Nella scuola dell’infanzia i traguardi per lo sviluppo della competenza suggeriscono all’insegnante orientamenti, attenzioni e responsabilità nel creare piste di lavoro per organizzare attività ed esperienze volte a promuovere la competenza, che a questa età va intesa in modo globale e unitario.”

  1. Il sé e l’altro → campo delle grandi domande di senso sul mondo e sull’esistenza umana, che richiedono un atteggiamento di ascolto costruttivo da parte degli adulti, di rasserenamento, comprensione ed esplicitazione delle diverse posizioni. In tal modo il bambino supera progressivamente l’egocentrismo e può cogliere altri punti di vista.

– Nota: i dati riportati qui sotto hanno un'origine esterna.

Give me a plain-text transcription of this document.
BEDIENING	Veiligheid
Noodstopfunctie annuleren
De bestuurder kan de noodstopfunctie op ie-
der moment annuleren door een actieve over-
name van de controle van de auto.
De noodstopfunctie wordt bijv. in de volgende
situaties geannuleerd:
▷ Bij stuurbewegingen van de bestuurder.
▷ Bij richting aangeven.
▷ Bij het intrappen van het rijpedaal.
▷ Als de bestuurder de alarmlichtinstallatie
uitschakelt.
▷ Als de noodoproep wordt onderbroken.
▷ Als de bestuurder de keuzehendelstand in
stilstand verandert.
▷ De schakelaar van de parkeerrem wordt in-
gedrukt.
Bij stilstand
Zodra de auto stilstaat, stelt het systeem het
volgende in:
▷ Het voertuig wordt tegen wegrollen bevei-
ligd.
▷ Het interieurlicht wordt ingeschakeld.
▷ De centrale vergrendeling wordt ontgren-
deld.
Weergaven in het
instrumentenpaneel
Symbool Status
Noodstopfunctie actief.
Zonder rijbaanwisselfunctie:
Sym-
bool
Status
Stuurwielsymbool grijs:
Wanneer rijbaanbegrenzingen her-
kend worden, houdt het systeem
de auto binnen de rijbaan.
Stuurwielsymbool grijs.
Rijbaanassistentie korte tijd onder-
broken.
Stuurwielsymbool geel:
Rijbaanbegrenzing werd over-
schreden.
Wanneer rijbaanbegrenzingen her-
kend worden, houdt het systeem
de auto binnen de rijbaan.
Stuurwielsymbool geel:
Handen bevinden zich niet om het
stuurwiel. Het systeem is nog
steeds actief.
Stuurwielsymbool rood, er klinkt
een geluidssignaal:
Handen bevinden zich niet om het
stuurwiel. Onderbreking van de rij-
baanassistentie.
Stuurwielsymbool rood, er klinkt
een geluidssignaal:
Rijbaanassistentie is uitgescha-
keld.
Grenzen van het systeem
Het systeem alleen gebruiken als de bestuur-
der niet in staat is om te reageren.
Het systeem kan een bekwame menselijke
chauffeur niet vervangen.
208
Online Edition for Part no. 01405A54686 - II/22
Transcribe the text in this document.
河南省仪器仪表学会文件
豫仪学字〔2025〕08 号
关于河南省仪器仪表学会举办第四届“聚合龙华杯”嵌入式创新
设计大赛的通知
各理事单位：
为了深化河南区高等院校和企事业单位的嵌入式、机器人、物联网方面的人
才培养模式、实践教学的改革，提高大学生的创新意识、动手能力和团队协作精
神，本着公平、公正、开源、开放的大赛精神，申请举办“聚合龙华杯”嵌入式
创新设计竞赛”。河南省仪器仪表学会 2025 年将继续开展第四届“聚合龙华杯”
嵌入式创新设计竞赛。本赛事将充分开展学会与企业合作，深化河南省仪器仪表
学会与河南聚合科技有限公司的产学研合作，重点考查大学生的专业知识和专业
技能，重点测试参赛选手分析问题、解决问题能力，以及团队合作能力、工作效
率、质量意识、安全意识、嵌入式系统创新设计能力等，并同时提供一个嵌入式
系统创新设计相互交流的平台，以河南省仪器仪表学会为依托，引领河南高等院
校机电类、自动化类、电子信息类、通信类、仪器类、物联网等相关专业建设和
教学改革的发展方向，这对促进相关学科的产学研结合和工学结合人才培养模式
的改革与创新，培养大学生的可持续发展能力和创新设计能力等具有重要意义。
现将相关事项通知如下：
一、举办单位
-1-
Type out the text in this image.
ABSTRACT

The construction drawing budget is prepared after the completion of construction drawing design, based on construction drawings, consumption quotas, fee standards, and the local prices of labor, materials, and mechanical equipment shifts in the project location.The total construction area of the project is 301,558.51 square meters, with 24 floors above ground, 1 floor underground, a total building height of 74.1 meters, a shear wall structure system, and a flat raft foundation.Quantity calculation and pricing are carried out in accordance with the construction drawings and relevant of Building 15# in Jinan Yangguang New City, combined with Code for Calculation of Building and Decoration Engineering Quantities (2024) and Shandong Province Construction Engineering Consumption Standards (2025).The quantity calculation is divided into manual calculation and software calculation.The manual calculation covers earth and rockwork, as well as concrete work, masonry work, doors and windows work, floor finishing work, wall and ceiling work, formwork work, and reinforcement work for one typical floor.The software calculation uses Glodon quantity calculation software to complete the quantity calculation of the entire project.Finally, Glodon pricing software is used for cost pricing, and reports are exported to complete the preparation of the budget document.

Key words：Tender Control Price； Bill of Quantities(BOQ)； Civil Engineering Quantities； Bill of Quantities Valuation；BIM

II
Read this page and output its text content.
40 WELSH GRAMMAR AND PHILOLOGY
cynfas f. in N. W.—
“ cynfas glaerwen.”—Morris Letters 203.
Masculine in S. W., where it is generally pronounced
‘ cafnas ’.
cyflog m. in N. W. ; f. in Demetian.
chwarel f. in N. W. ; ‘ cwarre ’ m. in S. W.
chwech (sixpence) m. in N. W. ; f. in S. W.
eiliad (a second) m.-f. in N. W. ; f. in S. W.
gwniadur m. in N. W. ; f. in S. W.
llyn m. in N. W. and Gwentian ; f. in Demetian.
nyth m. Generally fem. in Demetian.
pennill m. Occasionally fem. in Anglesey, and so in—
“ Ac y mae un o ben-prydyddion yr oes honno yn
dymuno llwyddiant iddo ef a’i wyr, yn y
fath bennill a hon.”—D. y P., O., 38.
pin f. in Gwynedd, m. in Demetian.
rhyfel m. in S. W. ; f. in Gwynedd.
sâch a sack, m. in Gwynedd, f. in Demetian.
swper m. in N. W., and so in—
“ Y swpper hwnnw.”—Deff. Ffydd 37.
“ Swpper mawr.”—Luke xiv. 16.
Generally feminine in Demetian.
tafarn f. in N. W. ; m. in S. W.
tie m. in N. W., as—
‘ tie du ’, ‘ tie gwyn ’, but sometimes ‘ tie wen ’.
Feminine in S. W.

  2. Il corpo e il movimento → campo del sé fisico, della conoscenza del corpo, anche nelle sue potenzialità espressive e comunicative, del controllo delle sue funzioni, della sua cura. La scuola dell’infanzia mira a sviluppare gradualmente nel bambino la capacità di leggere e interpretare i messaggi provenienti dal corpo proprio e altrui, rispettandolo e avendone cura.
  3. Immagini, suoni, colori → campo dei “cento linguaggi dei bambini”, dell’arte, dell’immaginazione, della creatività, della voce, del gesto, della drammatizzazione, della musica, dell’espressione grafico-pittorica, della multimedialità…
  4. I discorsi e le parole → campo della lingua in tutte le sue forme e le sue funzioni, della comunicazione nella lingua italiana e del rispetto delle altre lingue, dello sviluppo del pensiero logico e creativo, dell’ascolto e dell’interazione dialogica che promuove apertura e confronto.
  5. La conoscenza del mondo → campo degli oggetti, dei materiali, dei fenomeni fisici, degli organismi viventi, nonché del tempo, dello spazio, della misura, dei numeri. Attraverso l’esplorazione, la descrizione, rappresentazione, riorganizzazione della realtà attraverso criteri diversi e la conseguente riflessione sulle esperienze vissute, i bambini si avvicinano progressivamente ai concetti scientifici e matematici.